Wyoming’s gender wage gap, already the largest in the country since 2004, has grown. The Wyoming Women Status Report was compiled by the bipartisan, governor-appointed Wyoming Council for Women’s Issues. The report showed the gap widened to an average of more than $17,000 in 2006, reports the Associated Press.
While Wyoming men earn an average of just under $40,000 per year, women in the state earn an average of just over $20,000. Wyoming women are paid less even within the same markets as men, particularly in the health field, reports the Casper Star-Tribune. “This report is a concerted effort to both identify and track indicators of women’s true status in the Equality State,” WCWI chair Teresa de Groh told the Star-Tribune.

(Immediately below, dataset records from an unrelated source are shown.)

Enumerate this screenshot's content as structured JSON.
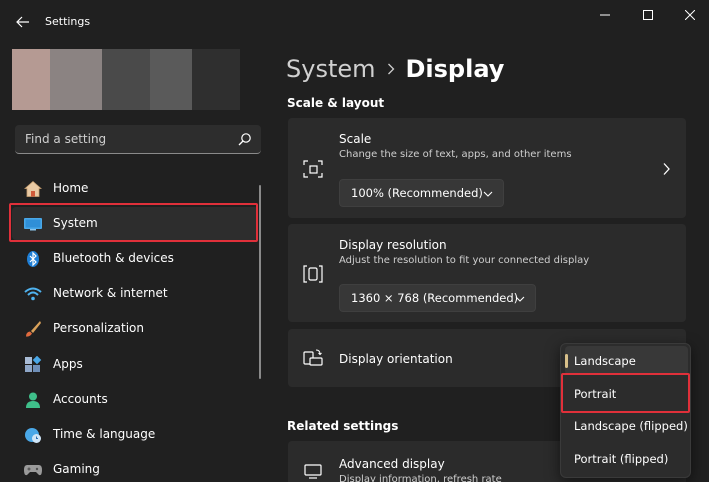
{
  "window": {
    "title": "Settings",
    "controls": [
      "minimize",
      "maximize",
      "close"
    ]
  },
  "sidebar": {
    "search": {
      "placeholder": "Find a setting",
      "value": ""
    },
    "items": [
      {
        "label": "Home",
        "icon": "home-icon",
        "selected": false
      },
      {
        "label": "System",
        "icon": "monitor-icon",
        "selected": true
      },
      {
        "label": "Bluetooth & devices",
        "icon": "bluetooth-icon",
        "selected": false
      },
      {
        "label": "Network & internet",
        "icon": "wifi-icon",
        "selected": false
      },
      {
        "label": "Personalization",
        "icon": "brush-icon",
        "selected": false
      },
      {
        "label": "Apps",
        "icon": "apps-icon",
        "selected": false
      },
      {
        "label": "Accounts",
        "icon": "account-icon",
        "selected": false
      },
      {
        "label": "Time & language",
        "icon": "globe-clock-icon",
        "selected": false
      },
      {
        "label": "Gaming",
        "icon": "gamepad-icon",
        "selected": false
      }
    ]
  },
  "main": {
    "breadcrumb": {
      "parent": "System",
      "current": "Display"
    },
    "sections": {
      "scale_layout": "Scale & layout",
      "related": "Related settings"
    },
    "scale": {
      "title": "Scale",
      "description": "Change the size of text, apps, and other items",
      "value": "100% (Recommended)"
    },
    "resolution": {
      "title": "Display resolution",
      "description": "Adjust the resolution to fit your connected display",
      "value": "1360 × 768 (Recommended)"
    },
    "orientation": {
      "title": "Display orientation",
      "options": [
        "Landscape",
        "Portrait",
        "Landscape (flipped)",
        "Portrait (flipped)"
      ],
      "selected": "Landscape",
      "highlighted": "Portrait"
    },
    "advanced": {
      "title": "Advanced display",
      "description": "Display information, refresh rate"
    }
  },
  "colors": {
    "background": "#202020",
    "card": "#2b2b2b",
    "accent": "#d8c08a",
    "highlight_box": "#e0303a"
  }
}
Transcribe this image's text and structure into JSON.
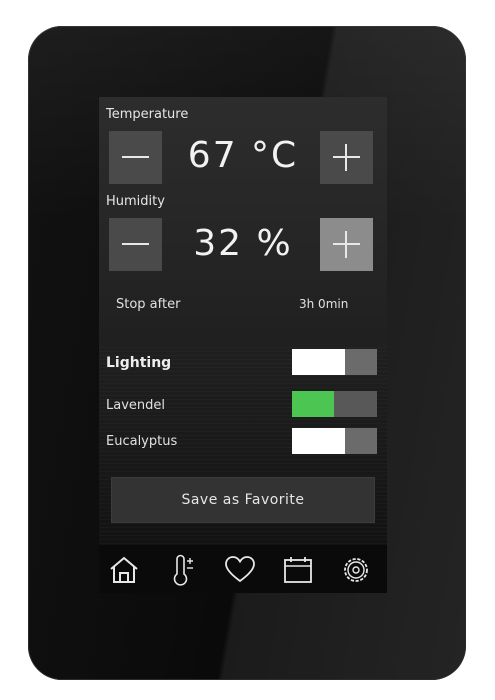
{
  "temperature": {
    "label": "Temperature",
    "value": "67 °C",
    "minus_icon": "minus-icon",
    "plus_icon": "plus-icon"
  },
  "humidity": {
    "label": "Humidity",
    "value": "32 %",
    "minus_icon": "minus-icon",
    "plus_icon": "plus-icon"
  },
  "timer": {
    "label": "Stop after",
    "value": "3h 0min"
  },
  "toggles": [
    {
      "label": "Lighting",
      "state": "off"
    },
    {
      "label": "Lavendel",
      "state": "on"
    },
    {
      "label": "Eucalyptus",
      "state": "off"
    }
  ],
  "favorite_button": {
    "label": "Save as Favorite"
  },
  "nav": [
    {
      "icon": "home-icon"
    },
    {
      "icon": "thermometer-icon"
    },
    {
      "icon": "heart-icon"
    },
    {
      "icon": "calendar-icon"
    },
    {
      "icon": "settings-icon"
    }
  ],
  "colors": {
    "accent_on": "#4cc552",
    "button_dark": "#4a4a4a",
    "button_light": "#8c8c8c",
    "screen_bg": "#242424"
  }
}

Fair pay is currently at issue across the country, as the Senate committee held a hearing just last week on the Fair Pay Restoration Act. This bill would correct the 2007 Supreme Court decision in Ledbetter v. Goodyear Tire and Rubber Co. that gutted Title VII wage discrimination protections for women workers. The corrective legislation passed in the House last summer, but has stalled in the Senate.
Referencing the discussions of a stimulus package for the faltering economy, committee member Senator Barbara Mikulski, D-MD, said at the hearing: “If we want economic stimulus, we should pay women equally and comparably for their work.”